そのまま彼は『黒鬼』の漆黒の刀を切断しようとしたが、どれだけ力を込めても斬れなかった。


「何故…」


吉野裕介と赤城隼人が同時に感じた疑問だった。

彼の能力で強化された刀なら『鬼鉱石』でさえ真っ二つに出来ることは既に証明されていた。

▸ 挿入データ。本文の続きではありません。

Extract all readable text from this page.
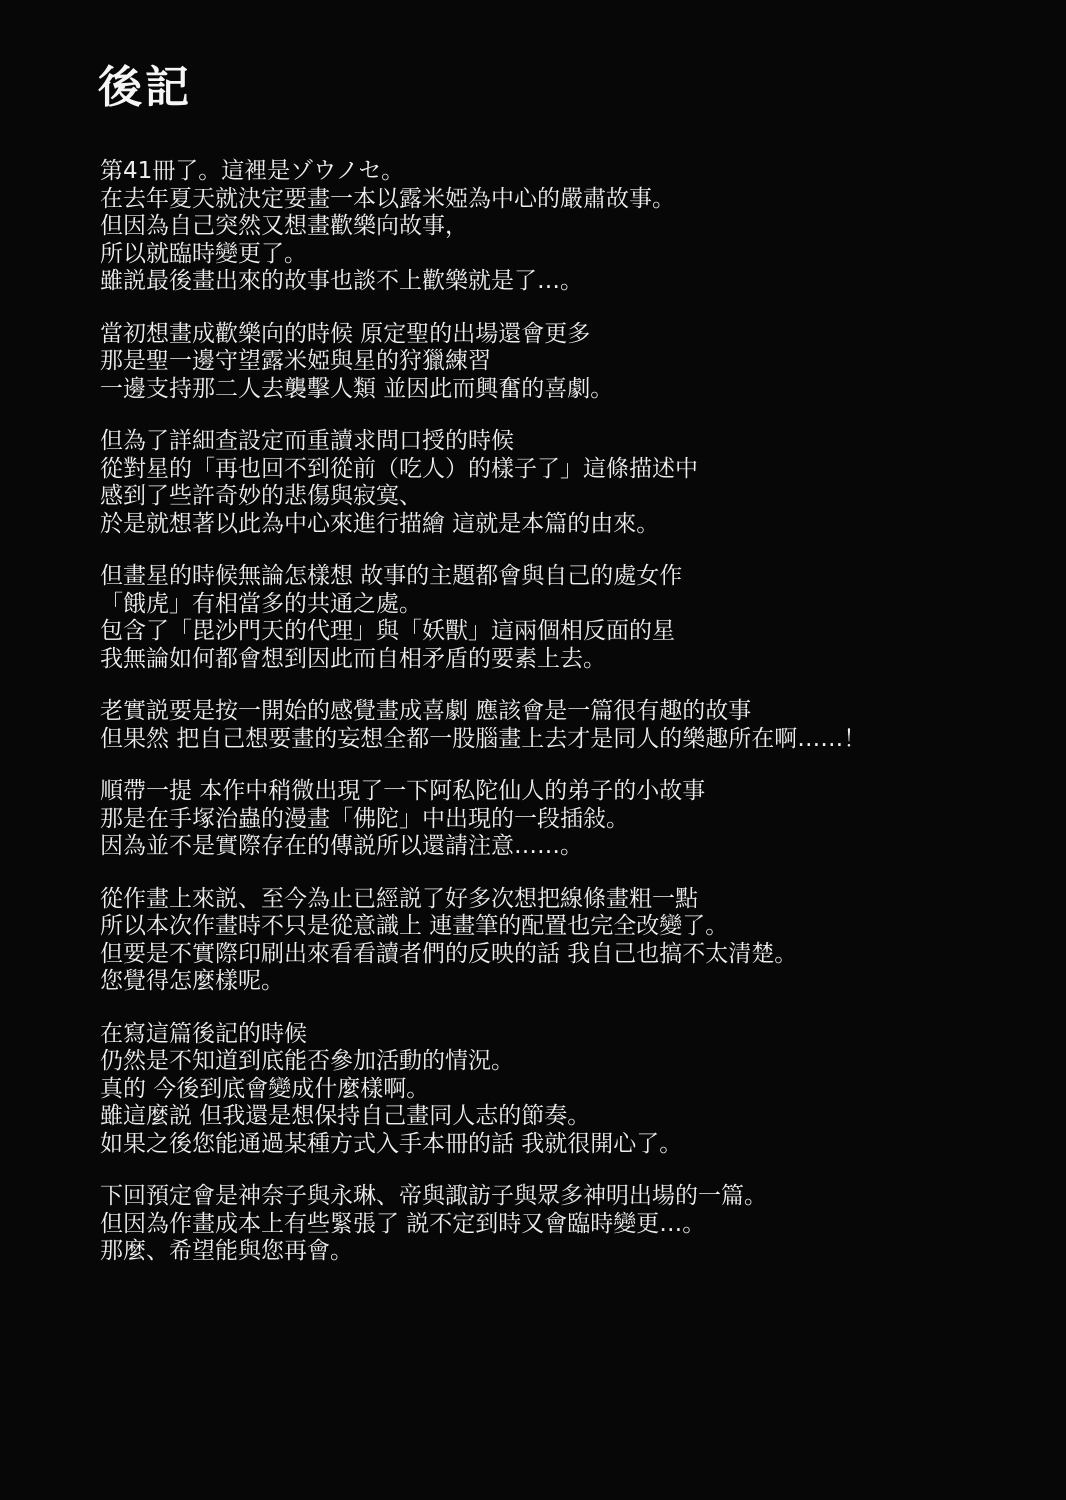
後記
第41冊了。這裡是ゾウノセ。
在去年夏天就決定要畫一本以露米婭為中心的嚴肅故事。
但因為自己突然又想畫歡樂向故事，
所以就臨時變更了。
雖説最後畫出來的故事也談不上歡樂就是了…。
當初想畫成歡樂向的時候 原定聖的出場還會更多
那是聖一邊守望露米婭與星的狩獵練習
一邊支持那二人去襲擊人類 並因此而興奮的喜劇。
但為了詳細查設定而重讀求問口授的時候
從對星的「再也回不到從前（吃人）的樣子了」這條描述中
感到了些許奇妙的悲傷與寂寞、
於是就想著以此為中心來進行描繪 這就是本篇的由來。
但畫星的時候無論怎樣想 故事的主題都會與自己的處女作
「餓虎」有相當多的共通之處。
包含了「毘沙門天的代理」與「妖獸」這兩個相反面的星
我無論如何都會想到因此而自相矛盾的要素上去。
老實説要是按一開始的感覺畫成喜劇 應該會是一篇很有趣的故事
但果然 把自己想要畫的妄想全都一股腦畫上去才是同人的樂趣所在啊……！
順帶一提 本作中稍微出現了一下阿私陀仙人的弟子的小故事
那是在手塚治蟲的漫畫「佛陀」中出現的一段插敍。
因為並不是實際存在的傳説所以還請注意……。
從作畫上來説、至今為止已經説了好多次想把線條畫粗一點
所以本次作畫時不只是從意識上 連畫筆的配置也完全改變了。
但要是不實際印刷出來看看讀者們的反映的話 我自己也搞不太清楚。
您覺得怎麼樣呢。
在寫這篇後記的時候
仍然是不知道到底能否參加活動的情況。
真的 今後到底會變成什麼樣啊。
雖這麼説 但我還是想保持自己畫同人志的節奏。
如果之後您能通過某種方式入手本冊的話 我就很開心了。
下回預定會是神奈子與永琳、帝與諏訪子與眾多神明出場的一篇。
但因為作畫成本上有些緊張了 説不定到時又會臨時變更…。
那麼、希望能與您再會。
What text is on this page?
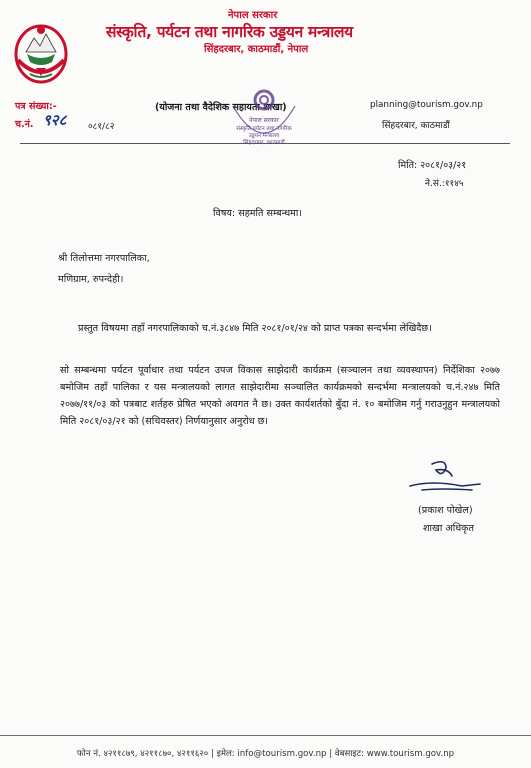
नेपाल सरकार
संस्कृति, पर्यटन तथा नागरिक उड्डयन मन्त्रालय
सिंहदरबार, काठमाडौं, नेपाल
पत्र संख्या:-
च.नं. ९२८ ०८१/८२
(योजना तथा वैदेशिक सहायता शाखा)
नेपाल सरकार
संस्कृति पर्यटन तथा नागरिक
उड्डयन मन्त्रालय
सिंहदरबार, काठमाडौं
planning@tourism.gov.np
सिंहदरबार, काठमाडौं
मिति: २०८१/०३/२१
ने.सं.:११४५
विषय: सहमति सम्बन्धमा।
श्री तिलोत्तमा नगरपालिका,
मणिग्राम, रुपन्देही।
प्रस्तुत विषयमा तहाँ नगरपालिकाको च.नं.३८४७ मिति २०८१/०१/२४ को प्राप्त पत्रका सन्दर्भमा लेखिदैछ।
सो सम्बन्धमा पर्यटन पूर्वाधार तथा पर्यटन उपज विकास साझेदारी कार्यक्रम (सञ्चालन तथा व्यवस्थापन) निर्देशिका २०७७ बमोजिम तहाँ पालिका र यस मन्त्रालयको लागत साझेदारीमा सञ्चालित कार्यक्रमको सन्दर्भमा मन्त्रालयको च.नं.२४७ मिति २०७७/११/०३ को पत्रबाट शर्तहरु प्रेषित भएको अवगत नै छ। उक्त कार्यशर्तको बुँदा नं. १० बमोजिम गर्नु गराउनुहुन मन्त्रालयको मिति २०८१/०३/२१ को (सचिवस्तर) निर्णयानुसार अनुरोध छ।
(प्रकाश पोखेल)
शाखा अधिकृत
फोन नं. ४२११८७९, ४२११८७०, ४२११६२० | इमेल: info@tourism.gov.np | वेबसाइट: www.tourism.gov.np
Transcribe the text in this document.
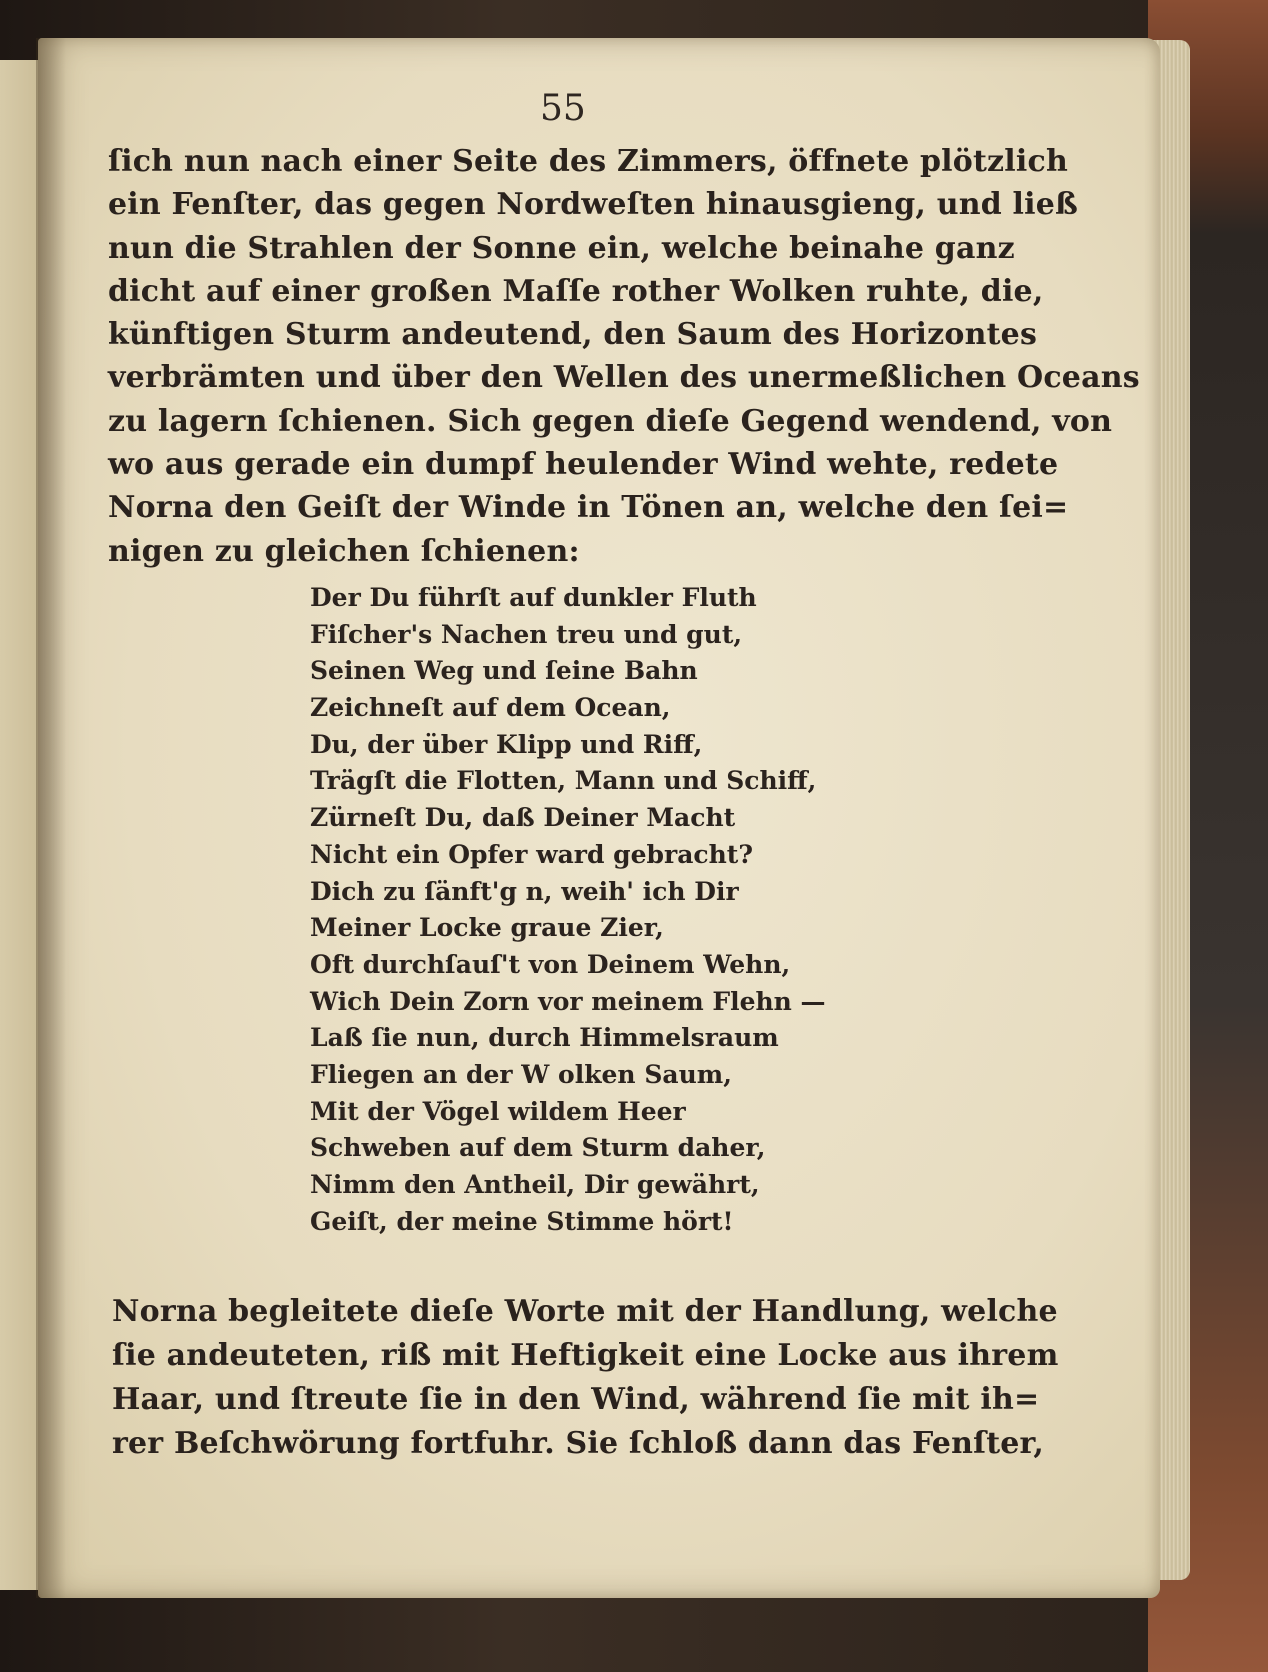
55
ſich nun nach einer Seite des Zimmers, öffnete plötzlich
ein Fenſter, das gegen Nordweſten hinausgieng, und ließ
nun die Strahlen der Sonne ein, welche beinahe ganz
dicht auf einer großen Maſſe rother Wolken ruhte, die,
künftigen Sturm andeutend, den Saum des Horizontes
verbrämten und über den Wellen des unermeßlichen Oceans
zu lagern ſchienen. Sich gegen dieſe Gegend wendend, von
wo aus gerade ein dumpf heulender Wind wehte, redete
Norna den Geiſt der Winde in Tönen an, welche den ſei=
nigen zu gleichen ſchienen:
Der Du führſt auf dunkler Fluth
Fiſcher's Nachen treu und gut,
Seinen Weg und ſeine Bahn
Zeichneſt auf dem Ocean,
Du, der über Klipp und Riff,
Trägſt die Flotten, Mann und Schiff,
Zürneſt Du, daß Deiner Macht
Nicht ein Opfer ward gebracht?
Dich zu ſänft'g n, weih' ich Dir
Meiner Locke graue Zier,
Oft durchſauſ't von Deinem Wehn,
Wich Dein Zorn vor meinem Flehn —
Laß ſie nun, durch Himmelsraum
Fliegen an der W olken Saum,
Mit der Vögel wildem Heer
Schweben auf dem Sturm daher,
Nimm den Antheil, Dir gewährt,
Geiſt, der meine Stimme hört!
Norna begleitete dieſe Worte mit der Handlung, welche
ſie andeuteten, riß mit Heftigkeit eine Locke aus ihrem
Haar, und ſtreute ſie in den Wind, während ſie mit ih=
rer Beſchwörung fortfuhr. Sie ſchloß dann das Fenſter,
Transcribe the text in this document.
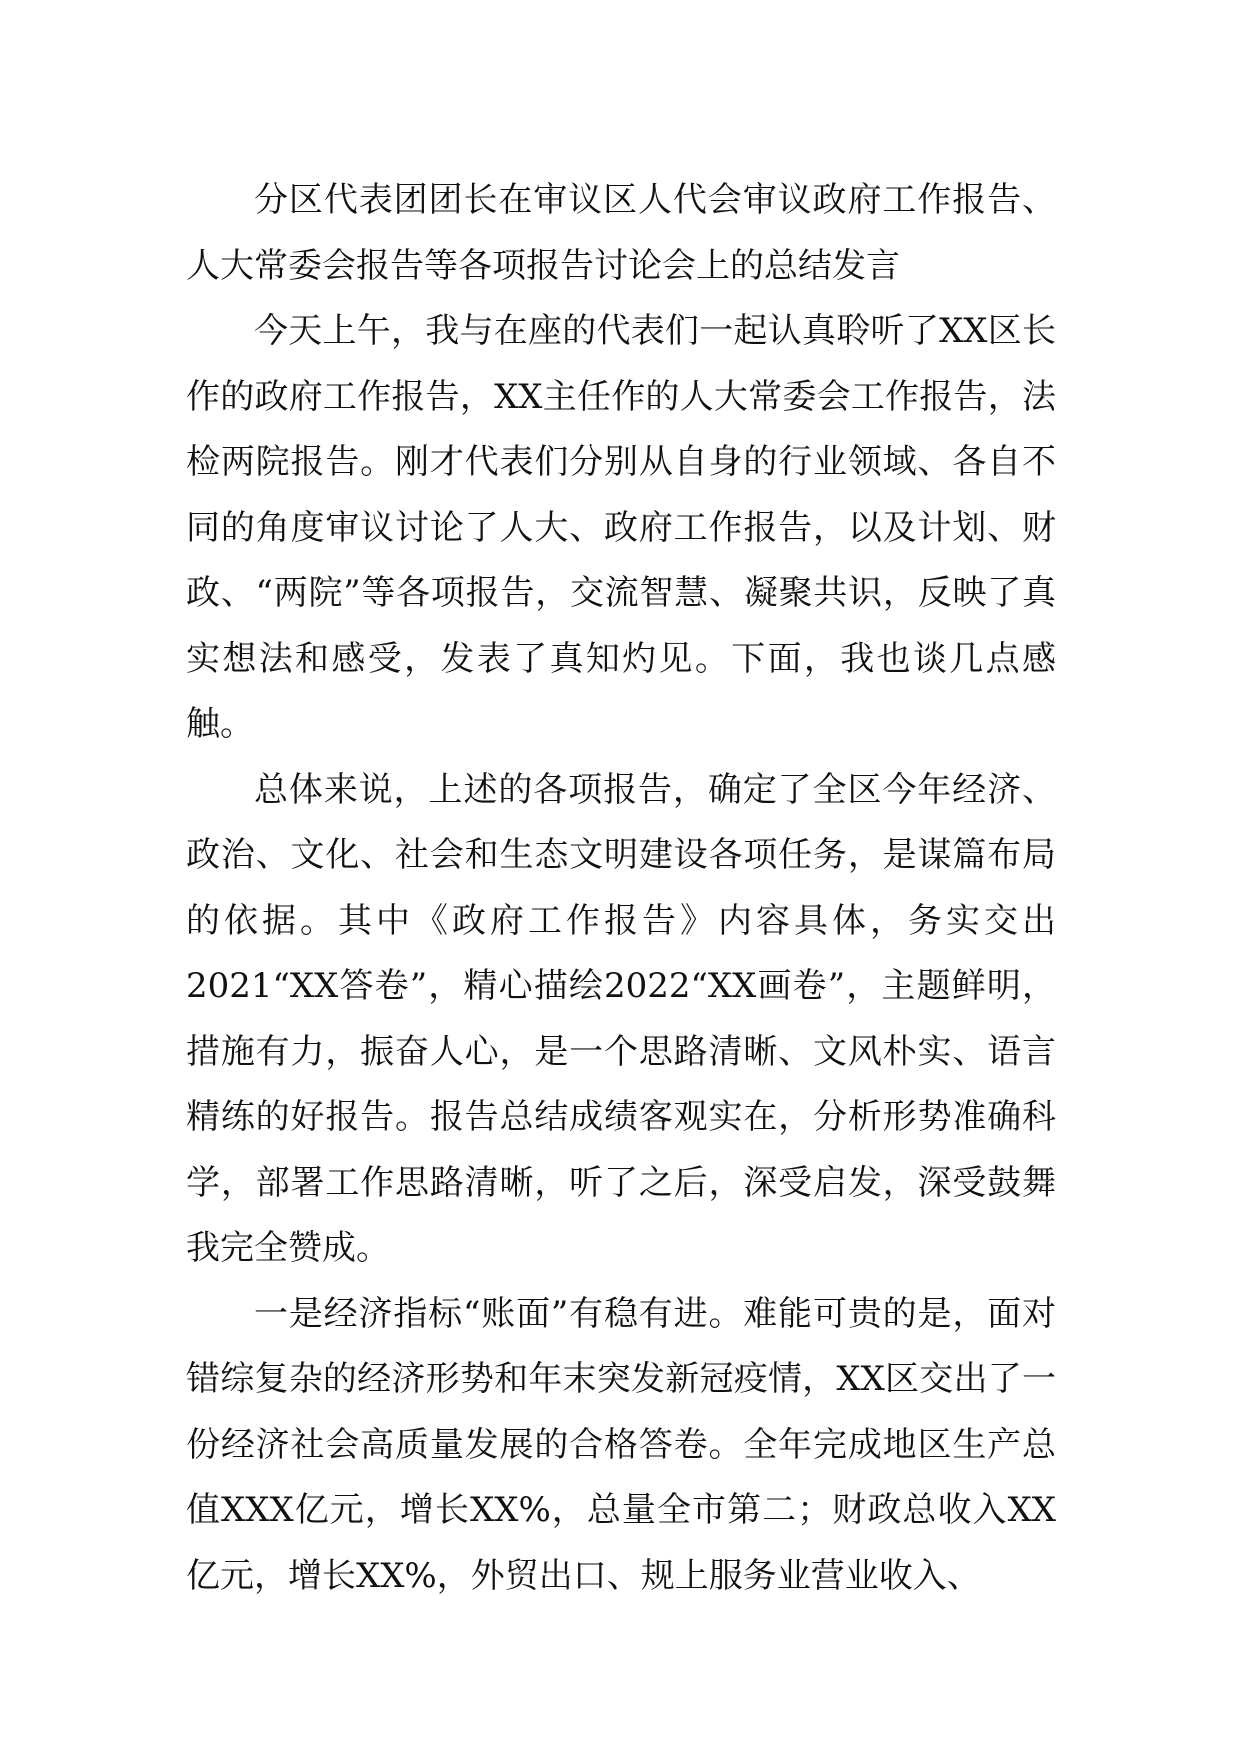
分区代表团团长在审议区人代会审议政府工作报告、人大常委会报告等各项报告讨论会上的总结发言

今天上午，我与在座的代表们一起认真聆听了XX区长作的政府工作报告，XX主任作的人大常委会工作报告，法检两院报告。刚才代表们分别从自身的行业领域、各自不同的角度审议讨论了人大、政府工作报告，以及计划、财政、“两院”等各项报告，交流智慧、凝聚共识，反映了真实想法和感受，发表了真知灼见。下面，我也谈几点感触。

总体来说，上述的各项报告，确定了全区今年经济、政治、文化、社会和生态文明建设各项任务，是谋篇布局的依据。其中《政府工作报告》内容具体，务实交出2021“XX答卷”，精心描绘2022“XX画卷”，主题鲜明，措施有力，振奋人心，是一个思路清晰、文风朴实、语言精练的好报告。报告总结成绩客观实在，分析形势准确科学，部署工作思路清晰，听了之后，深受启发，深受鼓舞我完全赞成。

一是经济指标“账面”有稳有进。难能可贵的是，面对错综复杂的经济形势和年末突发新冠疫情，XX区交出了一份经济社会高质量发展的合格答卷。全年完成地区生产总值XXX亿元，增长XX%，总量全市第二；财政总收入XX亿元，增长XX%，外贸出口、规上服务业营业收入、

『残念でしたね、さてとあまり近づかれると殺してしまいますよ』


『黒鬼』は身体の近い、赤城隼人の鳩尾に拳を入れようとしてきた。

すかさず彼は身体を捻り拳が鳩尾に入るのを避け、後ろの方へと飛んだ。


「どうゆうことだ…何故斬れない」


「分からないけど、今は奴から離れよう。それともう少し広いところで闘いな」


そうして彼らは窓の外へと出た。

室内より、外の方が闘い安いと踏んだ彼らは外に向かった。

それに続くように『黒鬼』も窓の外へと出た。


「さてと、どうやって奴の懐に入り込む?」


赤城隼人は隣にいる吉野裕介に訊いた。

奴はやはり、今まで闘ってきた敵とは一味違っていた。

動きに無駄がない…


「そうだな…、奴が造れる空間にも限りがあると思うから。限界まで炎の攻撃を続けて空間を造れなくなった所を隼人が攻撃しにいこう」


的確に吉野裕介は指示を出した。

とても良い案だが、不安要素が多すぎる。


「『黒鬼』の刀を切断出来るかは分からないよ…」


これが一番の不安要素だった。


「やるしかないよな…いくぞ…」


そう言うと、吉野裕介は火を放ち始めた。

色んな動物を出しては消され、出しては消されを繰り返していた。

赤城隼人の緊張は最大に達していた。

いつか来るであろうチャンスを逃さないために。

そして、チャンスは訪れた。

『黒鬼』は吉野裕介の炎を消しきれず、少しだけ当たってしまった。

これを彼は逃さなかった。

直ぐ様、『黒鬼』との距離を縮めもう一度斬りかかった。

そして、それをまた防がれてしまった。

『黒鬼』の刀を切断するため、彼は力を込めた。

しかし、それでも『黒鬼』の刀は折れなかった。


「吉野君…、僕に当たっても構わないから炎を放ってくれ」


「言われなくてもそうしてるよ」


すると、先程の龍を越えるサイズの特大の龍を形成し、『黒鬼』に向けて放った。

これで終わる事を信じて、彼らの希望を込めた一撃だった。